Our second trimester double screening detection rate of 69.6% (5% false-positive rate) is lower than previously reported second trimester quadruple rates, and comparable with previously reported triple screening detection rates for studies with similar false-positive rates involving Caucasian women. 6 , 7 By contrast, our double screening detection rate of 69.6% is higher than rates reported in previous studies examining second trimester double screening in Chinese women (50 to 60%). 4 , 5 The explanation for a seemingly higher detection rate in the present study is unclear, and we are continuing to monitor the results of second trimester double screening for DS to confirm whether the detection rate reported is real or a statistical anomaly. It is worth noting that we found that the second trimester double screening detection rate was markedly lower (56.5%) when the false-positive rate was fixed at 3.0%.

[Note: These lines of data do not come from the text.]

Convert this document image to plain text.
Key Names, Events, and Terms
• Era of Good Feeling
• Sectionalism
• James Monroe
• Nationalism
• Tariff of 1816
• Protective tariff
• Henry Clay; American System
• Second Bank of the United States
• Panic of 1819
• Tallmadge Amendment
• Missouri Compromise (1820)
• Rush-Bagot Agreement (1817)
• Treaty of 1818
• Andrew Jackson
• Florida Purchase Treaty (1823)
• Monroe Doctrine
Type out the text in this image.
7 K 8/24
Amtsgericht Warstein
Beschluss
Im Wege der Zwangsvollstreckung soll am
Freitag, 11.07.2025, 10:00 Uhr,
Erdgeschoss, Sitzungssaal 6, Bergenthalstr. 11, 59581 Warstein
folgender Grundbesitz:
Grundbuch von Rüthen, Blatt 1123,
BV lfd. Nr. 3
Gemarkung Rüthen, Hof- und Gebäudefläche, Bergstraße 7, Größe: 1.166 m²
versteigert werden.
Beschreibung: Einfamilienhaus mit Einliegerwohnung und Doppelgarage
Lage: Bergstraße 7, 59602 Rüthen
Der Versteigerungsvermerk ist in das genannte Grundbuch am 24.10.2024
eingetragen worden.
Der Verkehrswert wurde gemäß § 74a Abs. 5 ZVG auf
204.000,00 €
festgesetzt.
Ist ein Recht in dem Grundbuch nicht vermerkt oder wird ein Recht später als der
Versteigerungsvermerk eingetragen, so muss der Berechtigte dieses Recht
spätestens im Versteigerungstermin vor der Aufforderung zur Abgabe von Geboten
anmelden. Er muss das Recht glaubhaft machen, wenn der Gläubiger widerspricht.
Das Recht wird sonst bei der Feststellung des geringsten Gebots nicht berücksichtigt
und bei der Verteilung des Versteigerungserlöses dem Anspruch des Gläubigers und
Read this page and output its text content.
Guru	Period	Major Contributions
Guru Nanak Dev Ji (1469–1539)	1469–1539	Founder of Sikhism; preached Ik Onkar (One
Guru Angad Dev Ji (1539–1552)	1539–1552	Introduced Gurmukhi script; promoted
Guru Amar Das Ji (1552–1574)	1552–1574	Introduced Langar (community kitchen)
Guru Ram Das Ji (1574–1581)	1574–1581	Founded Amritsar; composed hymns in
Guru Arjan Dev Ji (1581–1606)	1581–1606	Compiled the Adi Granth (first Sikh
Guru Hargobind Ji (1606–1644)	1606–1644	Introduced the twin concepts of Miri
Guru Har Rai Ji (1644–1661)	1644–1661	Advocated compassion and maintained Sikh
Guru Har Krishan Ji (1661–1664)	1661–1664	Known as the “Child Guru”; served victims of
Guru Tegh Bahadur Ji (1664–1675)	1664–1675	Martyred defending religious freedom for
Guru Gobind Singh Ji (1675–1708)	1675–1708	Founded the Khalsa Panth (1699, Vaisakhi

Our study has several limitations. Firstly, this was a single institution study, and the findings may not therefore be generalizable to other regions of China. Secondly, the level of expertise in the assessment of NT thickness may not have been sufficient in our study, thus reducing the accuracy of the first trimester and integrated screening results. Integrated screening, and NT thickness assessment, was introduced relatively recently (March 2009) at our institution. Given that technical expertise is critical for the accurate assessment of NT thickness, 12 the assessments performed by the relatively inexperienced personnel at our institution may have been less reliable than those performed at other institutions where the technique is well established and performed by experienced personnel. Indeed, in settings where the accuracy of NT thickness assessment cannot be assured (the case in much of China), serological screening should be performed for both test accuracy and cost reasons. Many physicians in China prefer second trimester serological screening for these reasons. Further studies are needed to clarify the effectiveness of first trimester, second trimester, and integrated screening for DS in China, particularly as physicians become more familiar with and skilled at performing NT thickness assessments.
In conclusion, our findings suggest that integrated screening is the most effective means of screening for DS in China, followed by first trimester combined screening. We believe that studies such as ours are important and necessary for the optimization of DS screening in developing countries such as China, where the balance between financial cost/benefit to the patient and screening effectiveness may be of more concern than in Western countries.